Beth’s eyes flashed instantly in anger at his words and then saddened in sorrow. “It did no good. Nate didn’t do well after he returned from the war. He was well-fed and a little on the chubby side before the war, he returned emaciated.”
“A lot of men suffered, Beth,” Garret said. “You shouldn’t have been doing without to give him more. You’re too thin, and you will make yourself sick.”
“How did you know?”
He shrugged. “I’ve been keeping an eye on you.”
She stared into the fire. In the light of the flames, he saw her grief. “Nate was such a nice young man before he went away.”
Garret went to the wagon, hauled himself inside, and brought out two small crates and a blanket. He wrapped the blanket around Beth’s shoulders and motioned for her to sit. “We need to talk.”

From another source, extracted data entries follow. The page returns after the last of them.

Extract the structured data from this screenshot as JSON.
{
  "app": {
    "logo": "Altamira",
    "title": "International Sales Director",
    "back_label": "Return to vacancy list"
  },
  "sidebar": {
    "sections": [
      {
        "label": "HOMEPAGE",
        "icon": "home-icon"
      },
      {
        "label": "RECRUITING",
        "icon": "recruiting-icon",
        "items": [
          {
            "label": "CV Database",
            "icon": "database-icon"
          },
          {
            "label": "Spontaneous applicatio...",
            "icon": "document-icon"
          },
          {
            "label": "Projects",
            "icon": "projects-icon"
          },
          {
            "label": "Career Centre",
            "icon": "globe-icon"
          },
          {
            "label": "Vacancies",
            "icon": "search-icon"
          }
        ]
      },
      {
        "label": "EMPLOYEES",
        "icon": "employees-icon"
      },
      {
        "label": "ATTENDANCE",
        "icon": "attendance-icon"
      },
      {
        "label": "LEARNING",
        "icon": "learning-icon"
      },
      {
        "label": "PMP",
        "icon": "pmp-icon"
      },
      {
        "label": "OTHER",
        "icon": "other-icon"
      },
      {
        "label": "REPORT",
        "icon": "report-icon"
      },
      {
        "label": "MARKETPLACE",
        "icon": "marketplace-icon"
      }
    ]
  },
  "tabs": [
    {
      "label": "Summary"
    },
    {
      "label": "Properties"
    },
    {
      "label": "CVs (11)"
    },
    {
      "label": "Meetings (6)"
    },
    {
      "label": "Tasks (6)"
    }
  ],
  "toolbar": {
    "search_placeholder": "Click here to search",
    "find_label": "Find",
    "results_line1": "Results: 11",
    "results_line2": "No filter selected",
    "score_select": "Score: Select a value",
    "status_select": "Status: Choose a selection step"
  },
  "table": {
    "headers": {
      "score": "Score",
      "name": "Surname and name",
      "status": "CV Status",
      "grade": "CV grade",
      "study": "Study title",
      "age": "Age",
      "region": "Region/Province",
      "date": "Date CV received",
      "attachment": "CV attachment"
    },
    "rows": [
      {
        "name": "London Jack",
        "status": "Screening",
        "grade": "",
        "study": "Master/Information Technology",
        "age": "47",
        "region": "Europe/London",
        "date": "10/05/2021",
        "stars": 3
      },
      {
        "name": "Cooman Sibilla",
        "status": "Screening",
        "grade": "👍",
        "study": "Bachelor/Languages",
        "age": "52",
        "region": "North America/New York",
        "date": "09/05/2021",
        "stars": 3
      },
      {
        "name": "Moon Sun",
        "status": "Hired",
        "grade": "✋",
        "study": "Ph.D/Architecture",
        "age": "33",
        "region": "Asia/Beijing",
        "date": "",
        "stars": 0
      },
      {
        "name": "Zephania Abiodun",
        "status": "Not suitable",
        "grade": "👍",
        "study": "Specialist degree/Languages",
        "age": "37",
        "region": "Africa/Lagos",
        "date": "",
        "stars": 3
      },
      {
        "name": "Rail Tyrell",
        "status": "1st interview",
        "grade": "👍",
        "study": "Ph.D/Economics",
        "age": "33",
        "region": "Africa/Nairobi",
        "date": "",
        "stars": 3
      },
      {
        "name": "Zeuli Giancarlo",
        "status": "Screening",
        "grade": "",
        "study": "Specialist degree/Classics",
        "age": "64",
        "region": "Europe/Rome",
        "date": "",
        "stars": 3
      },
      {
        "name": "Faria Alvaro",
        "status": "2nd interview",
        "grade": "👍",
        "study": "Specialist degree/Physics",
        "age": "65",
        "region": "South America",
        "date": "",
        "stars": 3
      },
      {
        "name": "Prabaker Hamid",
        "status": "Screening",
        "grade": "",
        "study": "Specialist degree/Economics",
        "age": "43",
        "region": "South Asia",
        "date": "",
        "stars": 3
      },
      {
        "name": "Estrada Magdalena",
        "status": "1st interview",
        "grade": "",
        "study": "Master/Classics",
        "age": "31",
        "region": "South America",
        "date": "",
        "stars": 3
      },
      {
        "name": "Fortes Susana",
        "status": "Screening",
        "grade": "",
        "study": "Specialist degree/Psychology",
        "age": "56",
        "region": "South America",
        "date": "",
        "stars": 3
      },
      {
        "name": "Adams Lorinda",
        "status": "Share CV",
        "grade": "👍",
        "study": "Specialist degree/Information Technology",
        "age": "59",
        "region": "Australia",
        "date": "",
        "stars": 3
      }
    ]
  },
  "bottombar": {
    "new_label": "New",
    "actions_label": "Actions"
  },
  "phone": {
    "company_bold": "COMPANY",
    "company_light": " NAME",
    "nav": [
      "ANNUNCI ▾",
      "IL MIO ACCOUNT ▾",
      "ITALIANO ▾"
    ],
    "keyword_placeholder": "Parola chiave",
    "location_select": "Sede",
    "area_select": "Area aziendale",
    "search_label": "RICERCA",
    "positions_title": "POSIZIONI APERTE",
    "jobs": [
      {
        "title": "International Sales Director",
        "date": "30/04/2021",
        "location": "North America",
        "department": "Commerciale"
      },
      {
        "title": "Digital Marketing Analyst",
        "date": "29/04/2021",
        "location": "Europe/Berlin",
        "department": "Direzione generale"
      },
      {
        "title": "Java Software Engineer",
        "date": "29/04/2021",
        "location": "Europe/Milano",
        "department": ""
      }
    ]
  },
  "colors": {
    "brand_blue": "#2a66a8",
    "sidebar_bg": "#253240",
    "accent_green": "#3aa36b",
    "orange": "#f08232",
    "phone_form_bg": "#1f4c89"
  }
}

She hesitantly raised her eyes to meet hi
s and then quickly looked away.
“Do you have any family?” Garret asked.
She shook her head no. “My father joined the local militia not long after Nate enlisted. He was too old for such nonsense.” She smiled at her memory of her father. “To hear him tell it, he would win the war singlehandedly. The doctor said the marching and drills were too much for him. He collapsed and never recovered. He died in December of ’61.”
“Is there no one else?” Garret asked.
Again, she shook her head no.
“We have a problem.”
“I have a problem,” Beth corrected him fiercely. “Captain Howell burned my wagon and my supplies. How am I to survive?”
Their conversation was interrupted by a commotion a few wagons ahead, which drew their attention. They saw Captain Howell and several men walk by. Beth and Garret followed the growing procession of people.
Beth watched in disbelief as two men pulled their wives out of their wagons, removed their belts, and began to whip the women.
“Oh no,” Beth exclaimed turning away.
Captain Howell seemed to know she was horrified. He waited until the women were crying and pleading with their husbands to stop when he glared directly at Beth. “Women!” he shouted. “You pay heed. This is what comes of gossiping and not obeying your men. I will not be disobeyed! These women are sentenced to three whippings, one each night for three days. I won’t have meddling women ignoring my orders!”
Beth turned away and closed her eyes. She put her hands over her ears to block out the women’s cries. “Dear God, the man is mad, and so are the fools following him,” she whispered.
The crowd began to disperse. The women looked scared, some of the men looked disgusted. Garret followed Beth back to his campsite.
“I won’t let anything happen to you,” Garret said. “Your problem is bigger than…” he stopped and got to his feet as a group of five men entered their camp space.
Beth stood facing Captain Howell, Sergeant Braxton, and three men she did not know. They stopped at the edge of the campfire.